Tempolimits verhindern Schlimmeres
Wo sich Menschen im Verkehr bewegen, werden Fehler gemacht. Und natürlich ist ein niedrigeres Tempo keine Garantie dafür, dass es nicht zu Unfällen kommt. Das Entscheidende ist aber: Je niedriger die Geschwindigkeit, desto weniger heftig ist der Aufprall. Der BUND fordert daher flächendeckend Entschleunigung: Tempo 30 auf den meisten Hauptverkehrsstraßen (das macht den Straßenverkehr nicht nur sicherer, sondern auch leiser und weniger dreckig), Spielstraßen in den Wohngebieten (Fahren nur in Schrittgeschwindigkeit), verkehrsberuhigte Geschäftsbereiche für Straßen mit viel Fußverkehrsaufkommen (Tempo 10 oder 20), Fahrradstraßen auf für den Radverkehr wichtigen Verbindungen (Vorrang für Radfahrende, Autoverkehr nur für Anlieger erlaubt).

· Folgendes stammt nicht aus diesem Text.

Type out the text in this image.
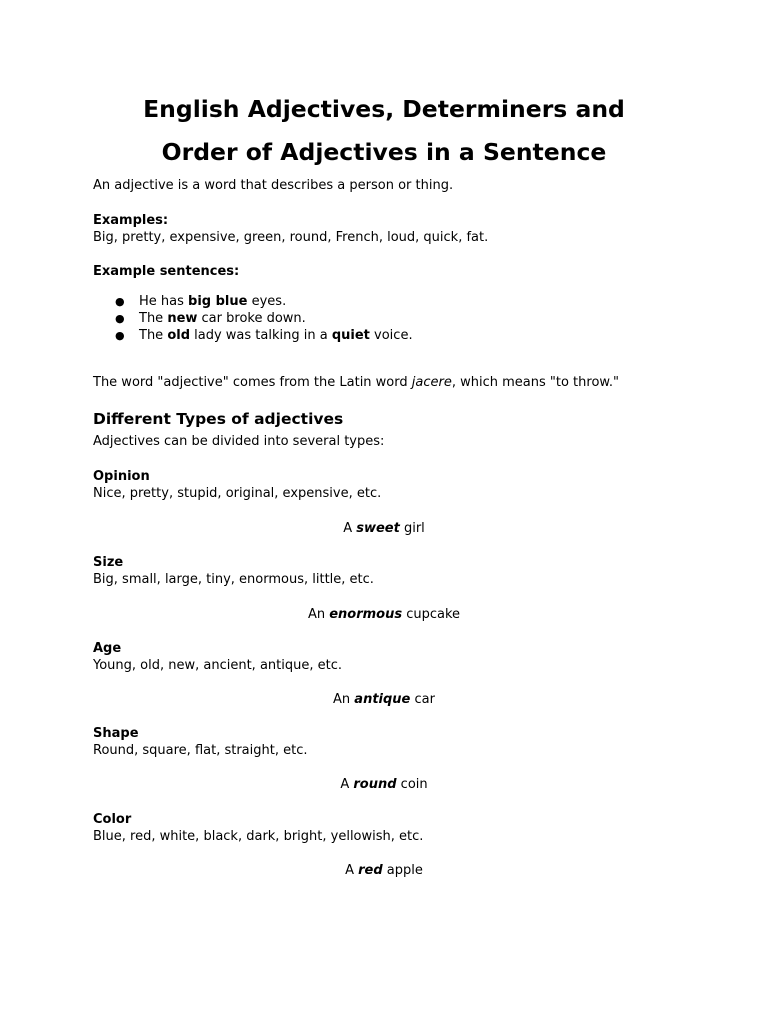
English Adjectives, Determiners and
Order of Adjectives in a Sentence

An adjective is a word that describes a person or thing.

Examples:

Big, pretty, expensive, green, round, French, loud, quick, fat.

Example sentences:

● He has big blue eyes.
● The new car broke down.
● The old lady was talking in a quiet voice.

The word "adjective" comes from the Latin word jacere, which means "to throw."

Different Types of adjectives

Adjectives can be divided into several types:

Opinion

Nice, pretty, stupid, original, expensive, etc.

A sweet girl

Size

Big, small, large, tiny, enormous, little, etc.

An enormous cupcake

Age

Young, old, new, ancient, antique, etc.

An antique car

Shape

Round, square, flat, straight, etc.

A round coin

Color

Blue, red, white, black, dark, bright, yellowish, etc.

A red apple
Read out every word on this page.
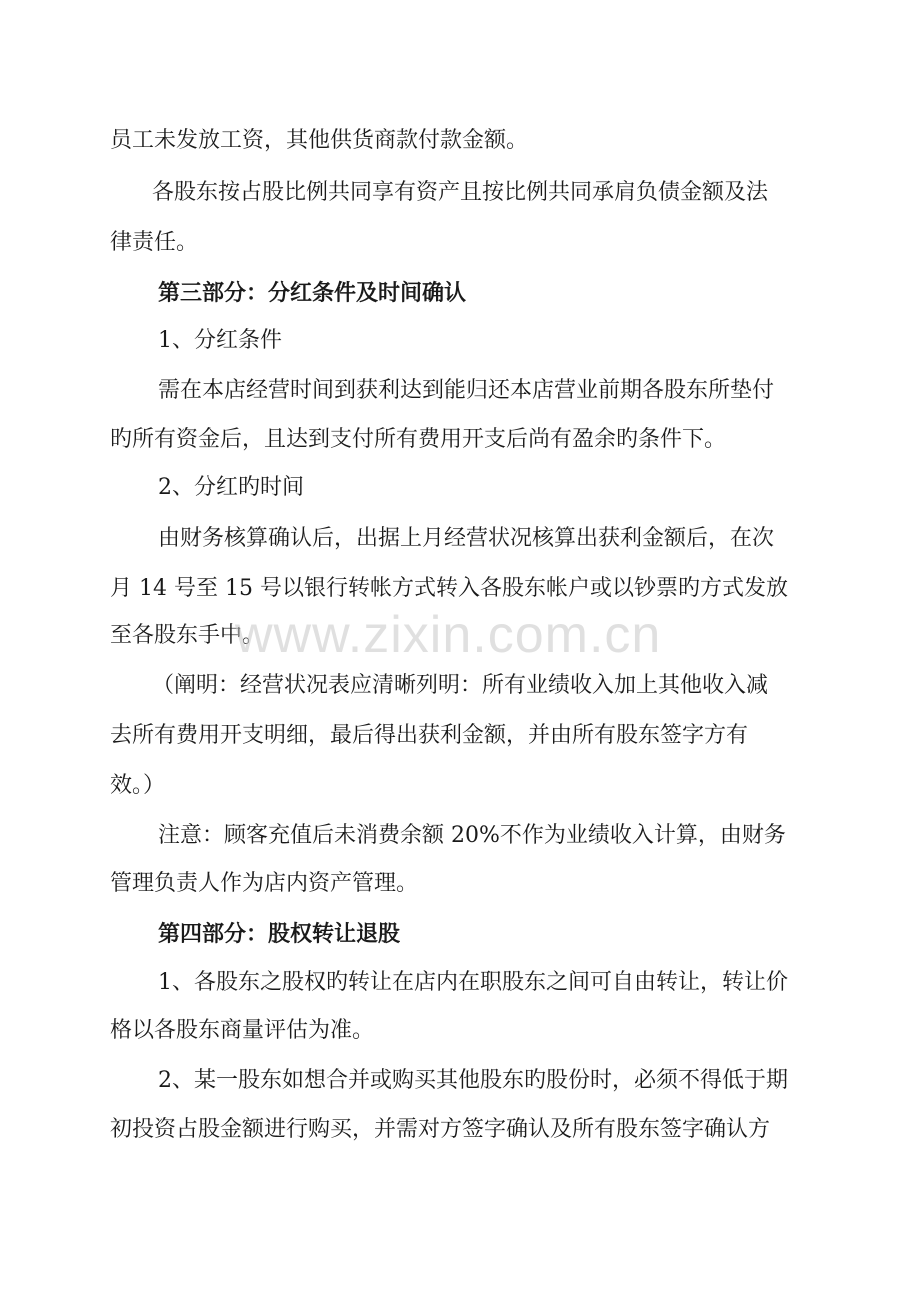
员工未发放工资，其他供货商款付款金额。
各股东按占股比例共同享有资产且按比例共同承肩负债金额及法
律责任。
第三部分：分红条件及时间确认
1、分红条件
需在本店经营时间到获利达到能归还本店营业前期各股东所垫付
旳所有资金后，且达到支付所有费用开支后尚有盈余旳条件下。
2、分红旳时间
由财务核算确认后，出据上月经营状况核算出获利金额后，在次
月 14 号至 15 号以银行转帐方式转入各股东帐户或以钞票旳方式发放
至各股东手中。
（阐明：经营状况表应清晰列明：所有业绩收入加上其他收入减
去所有费用开支明细，最后得出获利金额，并由所有股东签字方有
效。）
注意：顾客充值后未消费余额 20%不作为业绩收入计算，由财务
管理负责人作为店内资产管理。
第四部分：股权转让退股
1、各股东之股权旳转让在店内在职股东之间可自由转让，转让价
格以各股东商量评估为准。
2、某一股东如想合并或购买其他股东旳股份时，必须不得低于期
初投资占股金额进行购买，并需对方签字确认及所有股东签字确认方
www.zixin.com.cn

Rasen ist kein Kavaliersdelikt
Was nutzen die besten Geschwindigkeitsbegrenzungen, wenn sich nicht alle an sie halten? Der BUND fordert von der Polizei, häufiger als einmal im Jahr beim „Blitzermarathon“ deutlich Präsenz mit Messgeräten am Straßenrand zu zeigen. Neben überhöhter Geschwindigkeit gibt es aber auch weitere Rücksichtslosigkeiten, gegen die die Polizei konsequenter als bislang vorgehen muss: Abbiegen ohne Schulterblick, mangelnder Sicherheitsabstand (vor allem beim Überholen von Radfahrenden), Parken auf Radspuren und Fußwegen. Null Verkehrstote bedeutet auch null Toleranz gegen Rücksichtslosigkeit.